⏤Necesitaría una factura, por favor.
El hombre detrás del mostrador me mira extrañado, sorprendido por mis necesidades.
⏤Sí, aquí la tiene.
Me extiende el pedazo de papel térmico con la operación de caja que acabo de realizar, con los datos del valor exacto de mi compra, la fecha, la hora, el nombre del establecimeinto, su número de SIRET (impuesto francés equivalente al IVA español) y sí, todo está muy claro y muy preciso en el ticket pero a mí no me vale porque necesito una factura.
⏤Lo veo ⏤Le respondo, siempre sonriendo⏤ Pero no aparecen mis datos, ya sabe: mi DNI, mi nombre, la dirección… con este ticket no puedo justificar el gasto en mi país y debo hacerlo para percibir una ayuda del Ministerio ¿comprende?
No, no me comprende.
No me comprenden en la farmacia y tampoco en el restaurante cuando pido mi menú del día; no saben a lo que me refiero cuando pido una factura en el museo, ni en la taquilla del metro cuando regreso al día siguiente de haber adquirido mi abono y les muestro mi tarjeta, ni en la panadería, ni en el primer supermercado al que voy pero, afortunadamente, sí lo saben en el segundo.
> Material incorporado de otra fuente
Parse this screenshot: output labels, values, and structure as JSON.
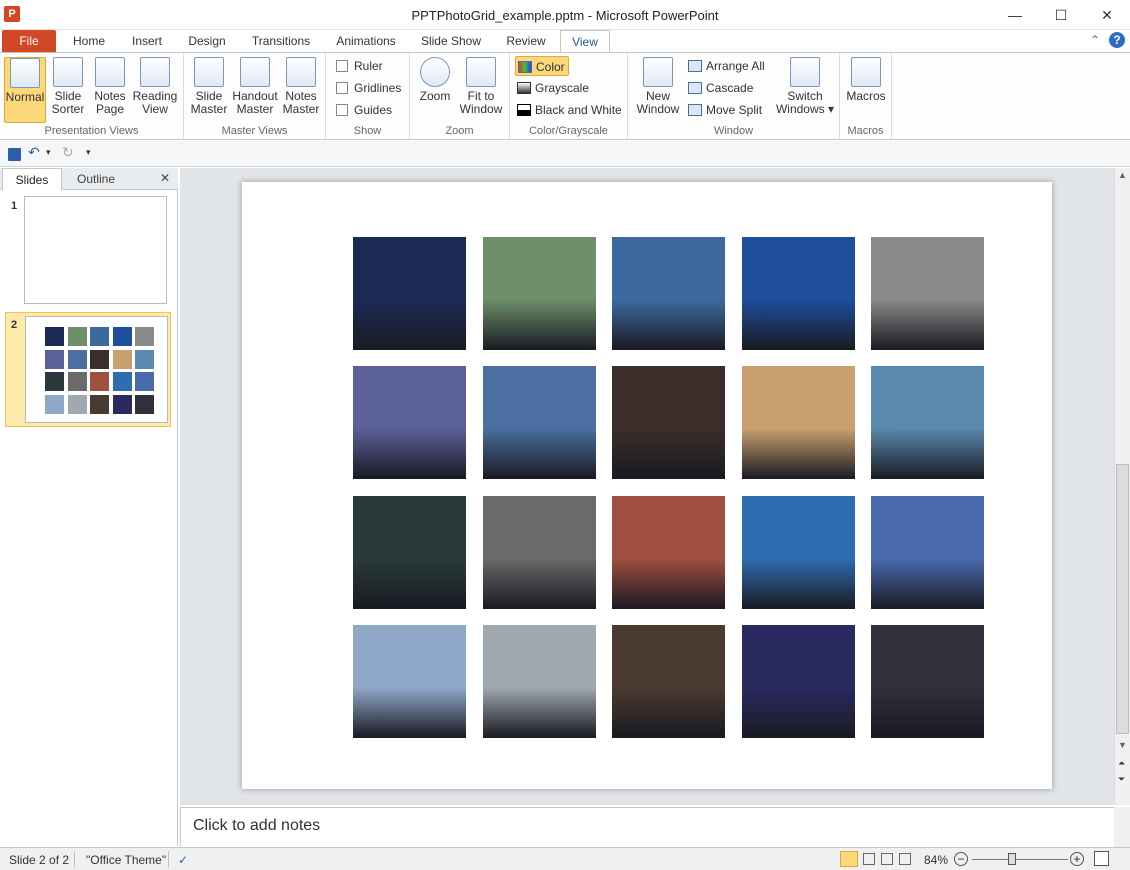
{
  "window": {
    "title": "PPTPhotoGrid_example.pptm - Microsoft PowerPoint",
    "minimize": "—",
    "maximize": "☐",
    "close": "✕",
    "app_icon": "P"
  },
  "tabs": [
    "File",
    "Home",
    "Insert",
    "Design",
    "Transitions",
    "Animations",
    "Slide Show",
    "Review",
    "View"
  ],
  "active_tab": "View",
  "ribbon": {
    "presentation_views": {
      "label": "Presentation Views",
      "normal": "Normal",
      "slide_sorter": [
        "Slide",
        "Sorter"
      ],
      "notes_page": [
        "Notes",
        "Page"
      ],
      "reading_view": [
        "Reading",
        "View"
      ]
    },
    "master_views": {
      "label": "Master Views",
      "slide_master": [
        "Slide",
        "Master"
      ],
      "handout_master": [
        "Handout",
        "Master"
      ],
      "notes_master": [
        "Notes",
        "Master"
      ]
    },
    "show": {
      "label": "Show",
      "ruler": "Ruler",
      "gridlines": "Gridlines",
      "guides": "Guides"
    },
    "zoom": {
      "label": "Zoom",
      "zoom": "Zoom",
      "fit_to_window": [
        "Fit to",
        "Window"
      ]
    },
    "color": {
      "label": "Color/Grayscale",
      "color": "Color",
      "grayscale": "Grayscale",
      "black_white": "Black and White"
    },
    "window": {
      "label": "Window",
      "new_window": [
        "New",
        "Window"
      ],
      "arrange_all": "Arrange All",
      "cascade": "Cascade",
      "move_split": "Move Split",
      "switch_windows": [
        "Switch",
        "Windows ▾"
      ]
    },
    "macros": {
      "label": "Macros",
      "macros": "Macros"
    }
  },
  "pane": {
    "tab_slides": "Slides",
    "tab_outline": "Outline",
    "close": "✕",
    "slide1_num": "1",
    "slide2_num": "2"
  },
  "notes": {
    "placeholder": "Click to add notes"
  },
  "status": {
    "slide": "Slide 2 of 2",
    "theme": "\"Office Theme\"",
    "zoom": "84%"
  },
  "photos": [
    [
      "#1a2a55",
      "#6d8f6a",
      "#3c6aa0",
      "#1f4f9c",
      "#8a8a8a"
    ],
    [
      "#5b5f9a",
      "#4a6fa0",
      "#3b2e2a",
      "#c8a070",
      "#5a8ab0"
    ],
    [
      "#2a3a3a",
      "#6a6a6a",
      "#a05040",
      "#2f6db0",
      "#4a6ab0"
    ],
    [
      "#8fa8c8",
      "#a0a8b0",
      "#4a3a30",
      "#2a2a60",
      "#30303a"
    ]
  ]
}
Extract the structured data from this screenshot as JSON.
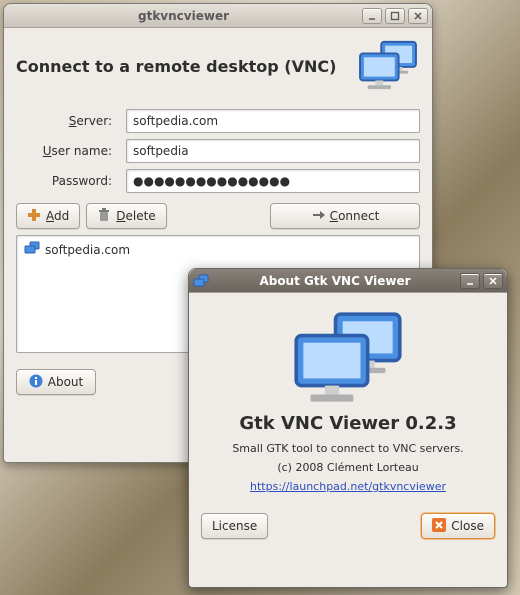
{
  "mainWindow": {
    "title": "gtkvncviewer",
    "heading": "Connect to a remote desktop (VNC)",
    "labels": {
      "server": "Server:",
      "username": "User name:",
      "password": "Password:"
    },
    "fields": {
      "server": "softpedia.com",
      "username": "softpedia",
      "password": "●●●●●●●●●●●●●●●"
    },
    "buttons": {
      "add": "Add",
      "delete": "Delete",
      "connect": "Connect",
      "about": "About"
    },
    "list": {
      "items": [
        {
          "label": "softpedia.com"
        }
      ]
    }
  },
  "aboutDialog": {
    "title": "About Gtk VNC Viewer",
    "appName": "Gtk VNC Viewer 0.2.3",
    "subtitle": "Small GTK tool to connect to VNC servers.",
    "copyright": "(c) 2008 Clément Lorteau",
    "url": "https://launchpad.net/gtkvncviewer",
    "buttons": {
      "license": "License",
      "close": "Close"
    }
  }
}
Fruncen el ceño y me ponen pegas pero consigo que me extiendan una factura.
Doblo el papel con cuidado y lo guardo en el bolsillo interior de mi bolso. No me puedo desprender de él, se convierte en mi mejor aliado durante la estancia: es la muestra, el único ejemplo que tengo para referirme a esa suerte de entelequia para los franceses llamada «factura». Si está conmigo puedo señalarlo e indicar que quiero uno igual siempre que lo necesite. Ni la fotocopia del pasaporte me da mayor paz de espíritu.
A veces, sin embargo, me olvido de él, me lo dejo en casa y salgo a pasear por París con el viento azotando mi rostro como una amazona y me siento salvaje, libre, me siento como Lady Godiva en mi desnudez documental, expuesta a posibles respuestas negativas pero contenta, París es así.